Independent Variables

In [None]:
variables = ['black', 'latino', 'asian_cb', 'native', 'race_na',
             'no_coapplicant', 'na_coapplicant',
             'female', 'sex_na',
             'less_than25', 'between25_34', 'between45_54', 'between55_64', 'older_than65', 'age_na',
             'income_log', 'loan_log',
             'pvr_bucket1', 'pvr_bucket4', 'pvr_bucket5', 'pvr_bucket6', 'pvr_bucket_none',
             'less30yrs_mortgage', 'more30yrs_mortgage', 'mortgage_term_na',
             'equifax', 'experian', 'other_model', 'more_than_one', 'model_na',
             'dti_manageable', 'dti_unmanageable', 'dti_struggling', 'dti_na',
             'less20pct_downpayment','downpayment_na',
             'moderate_lmi', 'middle_lmi', 'low_lmi', 'na_lmi',
             'credit_union', 'independent',  'lender_na',
             'lar_count',
             'non_desktop', 'aus_na',
             'white_cat2', 'white_cat3', 'white_cat4', 'white_cat_na',
             'metro_90th', 'metro_80th', 'metro_70th', 'metro_60th', 'metro_50th', 'metro_40th',
             'metro_30th', 'metro_20th', 'metro_10th', 'metro_less10th', 'micro_area', 'metro_none']

print(len(variables))

62


Step #3: Run Collinearity Test

In [None]:
hmda_independent_vars = hmda19_df2[variables]
hmda_independent_vars = hmda_independent_vars.compute()
hmda_independent_vars.head()

Unnamed: 0,black,latino,asian_cb,native,race_na,no_coapplicant,na_coapplicant,female,sex_na,less_than25,...,metro_70th,metro_60th,metro_50th,metro_40th,metro_30th,metro_20th,metro_10th,metro_less10th,micro_area,metro_none
0,0,0,0,0,0,1,0,1,0,0,...,0,0,0,0,0,0,0,0,0,0
1,0,0,0,0,0,1,0,0,0,0,...,0,0,0,0,0,0,0,0,0,0
2,0,0,0,0,0,0,0,0,0,0,...,0,0,0,0,0,0,0,0,0,0
3,0,0,0,0,0,1,0,0,0,1,...,0,0,0,0,0,0,0,0,0,0
4,0,0,0,0,0,1,0,1,0,0,...,0,0,0,0,0,0,0,0,0,0


In [None]:
import pandas as pd
import statsmodels.formula.api as smf
from tqdm import tqdm

def calculate_vif2(independent_df):
    vif_list = []
    x_cols = independent_df.columns

    for x_col in tqdm(x_cols):
        x = independent_df[x_col]
        y = independent_df.drop(columns=x_col)

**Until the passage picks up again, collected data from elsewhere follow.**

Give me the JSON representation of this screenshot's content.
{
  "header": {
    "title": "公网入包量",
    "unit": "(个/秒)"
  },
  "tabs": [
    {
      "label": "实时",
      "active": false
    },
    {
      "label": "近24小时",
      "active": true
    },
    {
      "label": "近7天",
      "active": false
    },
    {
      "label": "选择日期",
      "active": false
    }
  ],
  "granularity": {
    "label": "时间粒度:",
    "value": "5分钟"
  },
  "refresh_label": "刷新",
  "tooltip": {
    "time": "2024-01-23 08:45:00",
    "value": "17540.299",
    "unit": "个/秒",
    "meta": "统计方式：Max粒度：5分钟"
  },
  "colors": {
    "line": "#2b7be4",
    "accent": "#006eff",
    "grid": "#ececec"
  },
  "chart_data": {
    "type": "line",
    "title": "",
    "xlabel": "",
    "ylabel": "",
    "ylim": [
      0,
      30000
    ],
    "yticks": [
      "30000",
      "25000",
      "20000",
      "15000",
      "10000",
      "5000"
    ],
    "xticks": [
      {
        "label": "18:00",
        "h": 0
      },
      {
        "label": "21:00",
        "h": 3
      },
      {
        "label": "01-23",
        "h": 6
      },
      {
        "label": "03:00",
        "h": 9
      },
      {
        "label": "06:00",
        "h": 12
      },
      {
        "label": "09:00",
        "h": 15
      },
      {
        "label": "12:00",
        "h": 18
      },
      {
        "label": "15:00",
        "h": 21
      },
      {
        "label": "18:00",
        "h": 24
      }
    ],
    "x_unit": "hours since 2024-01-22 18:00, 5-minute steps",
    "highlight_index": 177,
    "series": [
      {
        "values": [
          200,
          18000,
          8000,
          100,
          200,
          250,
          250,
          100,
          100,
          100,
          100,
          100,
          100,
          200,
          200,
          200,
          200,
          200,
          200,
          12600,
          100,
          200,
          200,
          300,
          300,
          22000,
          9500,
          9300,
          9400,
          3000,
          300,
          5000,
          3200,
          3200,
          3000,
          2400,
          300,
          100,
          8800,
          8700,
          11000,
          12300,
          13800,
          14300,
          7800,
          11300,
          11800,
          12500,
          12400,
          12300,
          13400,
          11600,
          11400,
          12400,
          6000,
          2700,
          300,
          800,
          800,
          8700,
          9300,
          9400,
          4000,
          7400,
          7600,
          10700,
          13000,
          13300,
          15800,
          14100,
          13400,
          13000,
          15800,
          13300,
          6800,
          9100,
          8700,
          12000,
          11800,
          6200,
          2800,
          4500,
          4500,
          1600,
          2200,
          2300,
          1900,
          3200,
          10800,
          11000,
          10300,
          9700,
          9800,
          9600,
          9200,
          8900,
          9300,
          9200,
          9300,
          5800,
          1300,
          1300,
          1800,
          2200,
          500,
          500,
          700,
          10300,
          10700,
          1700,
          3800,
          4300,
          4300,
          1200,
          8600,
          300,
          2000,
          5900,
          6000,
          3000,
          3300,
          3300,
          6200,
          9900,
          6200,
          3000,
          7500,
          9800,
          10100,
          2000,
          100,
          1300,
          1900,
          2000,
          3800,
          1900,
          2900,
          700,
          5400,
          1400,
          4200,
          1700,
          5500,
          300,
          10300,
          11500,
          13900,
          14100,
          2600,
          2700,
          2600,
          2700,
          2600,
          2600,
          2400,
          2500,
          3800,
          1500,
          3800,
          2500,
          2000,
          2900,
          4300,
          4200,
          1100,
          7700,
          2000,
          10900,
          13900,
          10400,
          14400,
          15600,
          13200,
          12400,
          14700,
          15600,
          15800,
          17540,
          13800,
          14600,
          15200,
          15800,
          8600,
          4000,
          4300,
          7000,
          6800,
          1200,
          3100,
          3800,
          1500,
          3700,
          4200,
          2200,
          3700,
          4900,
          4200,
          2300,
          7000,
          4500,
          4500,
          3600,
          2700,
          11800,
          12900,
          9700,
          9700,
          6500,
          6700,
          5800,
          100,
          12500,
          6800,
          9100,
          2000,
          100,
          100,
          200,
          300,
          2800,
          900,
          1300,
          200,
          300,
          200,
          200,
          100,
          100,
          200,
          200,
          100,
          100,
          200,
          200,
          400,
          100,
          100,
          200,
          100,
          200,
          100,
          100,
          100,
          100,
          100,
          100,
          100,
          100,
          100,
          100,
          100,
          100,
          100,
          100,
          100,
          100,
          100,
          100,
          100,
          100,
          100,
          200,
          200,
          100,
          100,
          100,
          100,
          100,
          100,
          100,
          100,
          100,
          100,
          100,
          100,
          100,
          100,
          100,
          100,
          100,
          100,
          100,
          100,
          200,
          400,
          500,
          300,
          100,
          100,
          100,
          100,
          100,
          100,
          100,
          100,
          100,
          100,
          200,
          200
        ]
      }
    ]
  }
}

        # One-hot encode categorical columns
        y = pd.get_dummies(y)  # Example: One-hot encoding

        formula = f"{x.name} ~ {' + '.join(y.columns)}"
        rsq = smf.ols(formula, data=independent_df).fit().rsquared
        vif = round(1 / (1 - rsq), 2)

        if vif > 2.5:
            threshold_flag = '1'  # Indicates a concern
        else:
            threshold_flag = '0'  # Indicates no concern

        var_dict = {'independent_var': x_col, 'vif': vif, 'threshold': threshold_flag}
        vif_list.append(var_dict)

    vif_df = pd.DataFrame(vif_list)
    return vif_df

In [None]:
vif_df = calculate_vif2(hmda_independent_vars)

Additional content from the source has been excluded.